Most knotes hold an fd reference, which usually guarantees liveness. Consider pipes for instance: file_piperead() unconditionally locks the pipe, but knlist_clear() is not called until the pipe is being closed, so a similar race is not possible there.

When a TTY is being freed, the knotes are removed as usual.

How do they get removed? tty_dealloc() calls knlist_destroy(), but this presumes that knotes have already been dequeued.

In D41605#948445, @markj wrote:

How do they get removed? tty_dealloc() calls knlist_destroy(), but this presumes that knotes have already been dequeued.

I missed that, I thought tty_dealloc() was calling knlist_delete() in addition to knlist_destroy().

knlist_delete() should probably be getting called before knlist_destroy().

I'll update this revision to reflect that if we agree that's the fix we want.

In D41605#948453, @rew wrote:

In D41605#948445, @markj wrote:

How do they get removed? tty_dealloc() calls knlist_destroy(), but this presumes that knotes have already been dequeued.

I missed that, I thought tty_dealloc() was calling knlist_delete() in addition to knlist_destroy().

knlist_delete() should probably be getting called before knlist_destroy().

I'll update this revision to reflect that if we agree that's the fix we want.

I do think that the problem is in the TTY layer, i.e., the patch is going in the right direction. I'm not completely sure yet about the details.

Why exactly do we need special handling for FREVOKE?
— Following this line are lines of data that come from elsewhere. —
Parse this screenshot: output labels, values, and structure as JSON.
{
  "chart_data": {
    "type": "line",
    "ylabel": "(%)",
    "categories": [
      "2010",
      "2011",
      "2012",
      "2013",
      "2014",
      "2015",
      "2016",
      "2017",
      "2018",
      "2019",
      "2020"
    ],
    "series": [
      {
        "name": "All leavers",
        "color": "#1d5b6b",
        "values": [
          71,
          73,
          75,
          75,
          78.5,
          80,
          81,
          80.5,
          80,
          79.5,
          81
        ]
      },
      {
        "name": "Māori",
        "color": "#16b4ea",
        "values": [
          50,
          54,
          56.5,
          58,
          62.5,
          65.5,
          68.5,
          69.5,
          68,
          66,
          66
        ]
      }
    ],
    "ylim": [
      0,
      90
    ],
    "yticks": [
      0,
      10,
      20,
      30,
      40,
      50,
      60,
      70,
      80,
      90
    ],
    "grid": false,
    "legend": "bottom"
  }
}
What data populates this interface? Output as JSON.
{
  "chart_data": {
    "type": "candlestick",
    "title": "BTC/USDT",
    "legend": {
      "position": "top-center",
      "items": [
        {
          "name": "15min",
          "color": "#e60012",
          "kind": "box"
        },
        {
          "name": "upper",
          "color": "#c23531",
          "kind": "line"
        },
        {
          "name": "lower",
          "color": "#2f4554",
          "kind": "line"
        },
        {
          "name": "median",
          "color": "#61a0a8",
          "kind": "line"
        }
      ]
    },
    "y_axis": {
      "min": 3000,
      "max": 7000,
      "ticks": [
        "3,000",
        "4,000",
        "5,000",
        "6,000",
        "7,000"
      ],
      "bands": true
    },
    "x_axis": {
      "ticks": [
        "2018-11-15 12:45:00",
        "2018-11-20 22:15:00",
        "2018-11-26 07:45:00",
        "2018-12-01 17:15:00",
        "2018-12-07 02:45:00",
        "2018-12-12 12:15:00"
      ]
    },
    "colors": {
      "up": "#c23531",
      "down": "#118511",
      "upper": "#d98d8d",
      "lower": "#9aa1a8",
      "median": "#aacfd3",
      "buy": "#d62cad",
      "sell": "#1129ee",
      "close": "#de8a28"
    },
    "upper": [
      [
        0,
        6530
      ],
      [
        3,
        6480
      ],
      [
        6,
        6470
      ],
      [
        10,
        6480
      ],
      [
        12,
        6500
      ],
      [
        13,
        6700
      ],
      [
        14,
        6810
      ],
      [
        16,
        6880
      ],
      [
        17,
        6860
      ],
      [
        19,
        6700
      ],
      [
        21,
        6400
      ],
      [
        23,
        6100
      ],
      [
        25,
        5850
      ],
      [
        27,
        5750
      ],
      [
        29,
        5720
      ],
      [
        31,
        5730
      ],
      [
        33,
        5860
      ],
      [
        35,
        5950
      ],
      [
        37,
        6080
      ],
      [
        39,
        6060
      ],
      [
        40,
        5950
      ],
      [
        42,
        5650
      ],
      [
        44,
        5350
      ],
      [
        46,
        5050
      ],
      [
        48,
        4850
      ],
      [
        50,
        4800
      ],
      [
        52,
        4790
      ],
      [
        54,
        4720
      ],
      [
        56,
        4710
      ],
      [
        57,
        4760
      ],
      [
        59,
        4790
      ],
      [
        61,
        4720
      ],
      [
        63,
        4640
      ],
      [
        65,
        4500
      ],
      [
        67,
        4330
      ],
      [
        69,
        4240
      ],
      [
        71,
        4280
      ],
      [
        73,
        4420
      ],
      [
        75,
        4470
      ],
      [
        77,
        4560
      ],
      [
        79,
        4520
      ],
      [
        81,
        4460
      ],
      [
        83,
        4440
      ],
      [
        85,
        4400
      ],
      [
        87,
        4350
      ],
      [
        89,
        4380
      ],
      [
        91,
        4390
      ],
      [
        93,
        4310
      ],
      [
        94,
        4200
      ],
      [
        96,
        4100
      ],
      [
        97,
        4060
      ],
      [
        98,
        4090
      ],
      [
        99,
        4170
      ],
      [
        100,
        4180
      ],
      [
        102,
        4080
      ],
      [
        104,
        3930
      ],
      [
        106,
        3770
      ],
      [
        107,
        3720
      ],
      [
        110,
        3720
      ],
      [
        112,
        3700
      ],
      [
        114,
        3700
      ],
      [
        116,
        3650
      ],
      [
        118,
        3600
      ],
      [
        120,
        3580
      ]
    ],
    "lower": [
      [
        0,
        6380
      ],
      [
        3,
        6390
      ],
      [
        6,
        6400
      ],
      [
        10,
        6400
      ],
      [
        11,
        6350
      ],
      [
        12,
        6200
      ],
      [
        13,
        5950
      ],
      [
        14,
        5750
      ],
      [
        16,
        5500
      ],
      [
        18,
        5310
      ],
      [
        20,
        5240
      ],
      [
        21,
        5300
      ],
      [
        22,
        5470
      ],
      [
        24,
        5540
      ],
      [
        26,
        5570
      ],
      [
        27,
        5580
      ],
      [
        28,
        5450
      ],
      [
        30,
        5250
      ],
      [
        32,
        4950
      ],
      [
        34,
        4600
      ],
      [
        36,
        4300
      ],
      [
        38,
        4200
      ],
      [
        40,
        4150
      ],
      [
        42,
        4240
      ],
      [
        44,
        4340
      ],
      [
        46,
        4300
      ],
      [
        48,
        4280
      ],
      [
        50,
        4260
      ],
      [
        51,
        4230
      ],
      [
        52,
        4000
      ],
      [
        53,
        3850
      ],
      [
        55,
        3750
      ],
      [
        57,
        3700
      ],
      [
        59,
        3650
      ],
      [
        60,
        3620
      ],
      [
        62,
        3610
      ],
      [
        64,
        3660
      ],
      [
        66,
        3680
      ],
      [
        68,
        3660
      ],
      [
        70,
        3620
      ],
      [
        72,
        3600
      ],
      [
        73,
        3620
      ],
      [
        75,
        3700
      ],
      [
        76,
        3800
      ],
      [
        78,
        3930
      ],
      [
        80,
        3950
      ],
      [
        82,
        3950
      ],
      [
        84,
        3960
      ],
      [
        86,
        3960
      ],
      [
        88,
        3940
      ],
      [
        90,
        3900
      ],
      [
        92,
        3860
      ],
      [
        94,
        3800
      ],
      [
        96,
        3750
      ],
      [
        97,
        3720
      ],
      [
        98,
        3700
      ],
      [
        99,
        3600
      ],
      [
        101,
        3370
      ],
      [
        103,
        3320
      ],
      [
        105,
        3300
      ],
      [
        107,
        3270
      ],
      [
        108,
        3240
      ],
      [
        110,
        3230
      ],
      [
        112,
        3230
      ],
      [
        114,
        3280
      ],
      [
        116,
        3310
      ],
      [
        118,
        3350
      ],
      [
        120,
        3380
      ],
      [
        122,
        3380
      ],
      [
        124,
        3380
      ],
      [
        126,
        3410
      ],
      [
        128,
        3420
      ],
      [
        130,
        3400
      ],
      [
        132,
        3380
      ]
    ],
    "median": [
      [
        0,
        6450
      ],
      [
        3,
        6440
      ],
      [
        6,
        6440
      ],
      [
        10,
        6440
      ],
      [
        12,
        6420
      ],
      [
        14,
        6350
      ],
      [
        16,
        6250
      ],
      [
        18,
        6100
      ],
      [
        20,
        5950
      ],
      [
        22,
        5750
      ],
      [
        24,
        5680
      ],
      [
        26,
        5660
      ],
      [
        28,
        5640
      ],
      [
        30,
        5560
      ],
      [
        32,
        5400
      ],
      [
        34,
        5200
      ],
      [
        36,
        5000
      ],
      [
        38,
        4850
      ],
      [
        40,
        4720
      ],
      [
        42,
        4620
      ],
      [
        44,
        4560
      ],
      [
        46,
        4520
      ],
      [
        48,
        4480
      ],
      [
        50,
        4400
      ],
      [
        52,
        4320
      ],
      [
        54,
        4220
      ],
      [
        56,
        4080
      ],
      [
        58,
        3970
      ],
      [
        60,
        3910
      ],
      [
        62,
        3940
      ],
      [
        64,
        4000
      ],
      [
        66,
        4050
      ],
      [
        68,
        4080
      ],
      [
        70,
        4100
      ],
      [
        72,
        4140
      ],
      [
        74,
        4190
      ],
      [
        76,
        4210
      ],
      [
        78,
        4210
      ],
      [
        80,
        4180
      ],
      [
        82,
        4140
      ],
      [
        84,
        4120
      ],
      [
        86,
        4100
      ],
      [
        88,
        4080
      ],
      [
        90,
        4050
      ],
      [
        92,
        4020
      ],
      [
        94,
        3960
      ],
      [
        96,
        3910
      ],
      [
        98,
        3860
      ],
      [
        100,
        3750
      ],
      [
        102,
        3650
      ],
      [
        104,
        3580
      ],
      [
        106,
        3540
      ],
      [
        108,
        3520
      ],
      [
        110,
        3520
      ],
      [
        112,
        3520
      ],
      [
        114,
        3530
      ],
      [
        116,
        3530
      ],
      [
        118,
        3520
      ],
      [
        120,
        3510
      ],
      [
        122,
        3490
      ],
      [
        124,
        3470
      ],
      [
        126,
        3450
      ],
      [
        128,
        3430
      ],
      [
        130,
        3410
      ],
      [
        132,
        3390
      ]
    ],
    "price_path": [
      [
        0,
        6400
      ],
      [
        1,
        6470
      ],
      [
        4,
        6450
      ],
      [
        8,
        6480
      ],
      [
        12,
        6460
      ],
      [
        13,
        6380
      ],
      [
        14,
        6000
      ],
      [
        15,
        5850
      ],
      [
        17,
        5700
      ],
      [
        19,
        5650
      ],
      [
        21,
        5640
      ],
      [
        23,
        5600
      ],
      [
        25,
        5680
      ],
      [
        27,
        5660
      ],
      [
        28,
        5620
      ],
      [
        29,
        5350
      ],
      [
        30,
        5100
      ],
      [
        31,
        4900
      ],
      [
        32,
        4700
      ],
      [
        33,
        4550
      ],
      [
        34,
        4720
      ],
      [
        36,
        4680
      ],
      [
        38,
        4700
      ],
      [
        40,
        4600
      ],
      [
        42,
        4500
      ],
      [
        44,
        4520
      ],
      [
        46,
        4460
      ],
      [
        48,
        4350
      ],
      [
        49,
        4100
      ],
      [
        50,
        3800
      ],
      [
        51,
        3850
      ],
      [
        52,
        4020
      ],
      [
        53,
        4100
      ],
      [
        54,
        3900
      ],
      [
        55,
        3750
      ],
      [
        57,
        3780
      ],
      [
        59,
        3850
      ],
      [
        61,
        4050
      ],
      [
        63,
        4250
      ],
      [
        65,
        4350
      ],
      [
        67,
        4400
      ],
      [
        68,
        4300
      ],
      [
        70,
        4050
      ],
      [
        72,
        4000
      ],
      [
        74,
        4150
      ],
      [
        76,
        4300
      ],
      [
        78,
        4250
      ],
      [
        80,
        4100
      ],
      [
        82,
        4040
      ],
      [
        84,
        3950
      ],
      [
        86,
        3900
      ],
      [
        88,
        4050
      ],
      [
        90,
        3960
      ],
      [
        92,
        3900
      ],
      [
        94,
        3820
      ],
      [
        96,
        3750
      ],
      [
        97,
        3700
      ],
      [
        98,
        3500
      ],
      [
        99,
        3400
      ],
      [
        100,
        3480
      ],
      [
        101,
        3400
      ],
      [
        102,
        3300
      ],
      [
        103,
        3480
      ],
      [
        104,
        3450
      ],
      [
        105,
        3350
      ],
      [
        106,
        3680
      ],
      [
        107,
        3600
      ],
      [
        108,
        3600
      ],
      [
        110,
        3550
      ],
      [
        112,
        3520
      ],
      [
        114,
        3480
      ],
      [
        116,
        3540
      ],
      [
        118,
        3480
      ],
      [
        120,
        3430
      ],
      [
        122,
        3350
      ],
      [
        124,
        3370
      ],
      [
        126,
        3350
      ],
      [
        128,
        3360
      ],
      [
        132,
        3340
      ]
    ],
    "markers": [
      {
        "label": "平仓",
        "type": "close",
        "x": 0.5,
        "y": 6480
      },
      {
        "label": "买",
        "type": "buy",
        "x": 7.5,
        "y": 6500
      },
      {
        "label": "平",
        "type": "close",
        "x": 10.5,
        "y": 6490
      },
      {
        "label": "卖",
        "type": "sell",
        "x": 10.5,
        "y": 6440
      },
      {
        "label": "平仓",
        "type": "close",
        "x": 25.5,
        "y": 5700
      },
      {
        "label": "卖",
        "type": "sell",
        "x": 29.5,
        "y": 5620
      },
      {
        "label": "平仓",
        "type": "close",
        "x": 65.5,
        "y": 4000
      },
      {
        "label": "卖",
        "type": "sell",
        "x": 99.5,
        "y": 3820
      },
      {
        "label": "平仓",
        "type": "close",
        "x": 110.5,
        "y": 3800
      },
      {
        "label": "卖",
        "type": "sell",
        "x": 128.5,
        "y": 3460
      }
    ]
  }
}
In D41605#980592, @markj wrote:

Why exactly do we need special handling for FREVOKE?

I noticed that there is a small window when a revoked TTY still triggers kevents.

For example, when exiting an SSH session:

• the shell exits: sys_exit() -> devfs_revoke() -> ttydev_close() /* TTY handle is not dealloc'ed since sshd still has a session on the TTY */
• kevents are still triggered
• sshd process with a session on the TTY is reaped

It's not strictly necessary to have special handling for FREVOKE but it felt natural to delete knotes as soon as the TTY is revoked.

In D41605#980664, @rew wrote:

In D41605#980592, @markj wrote:

Why exactly do we need special handling for FREVOKE?

I noticed that there is a small window when a revoked TTY still triggers kevents.

For example, when exiting an SSH session:

• the shell exits: sys_exit() -> devfs_revoke() -> ttydev_close() /* TTY handle is not dealloc'ed since sshd still has a session on the TTY */
• kevents are still triggered
• sshd process with a session on the TTY is reaped

It's not strictly necessary to have special handling for FREVOKE but it felt natural to delete knotes as soon as the TTY is revoked.

FREVOKE when caused by revoke(2) must ensure that tty is fully cleared and prepared for reuse. Old knotes lingering on the tty knlist means that we leaked the state from the previous use.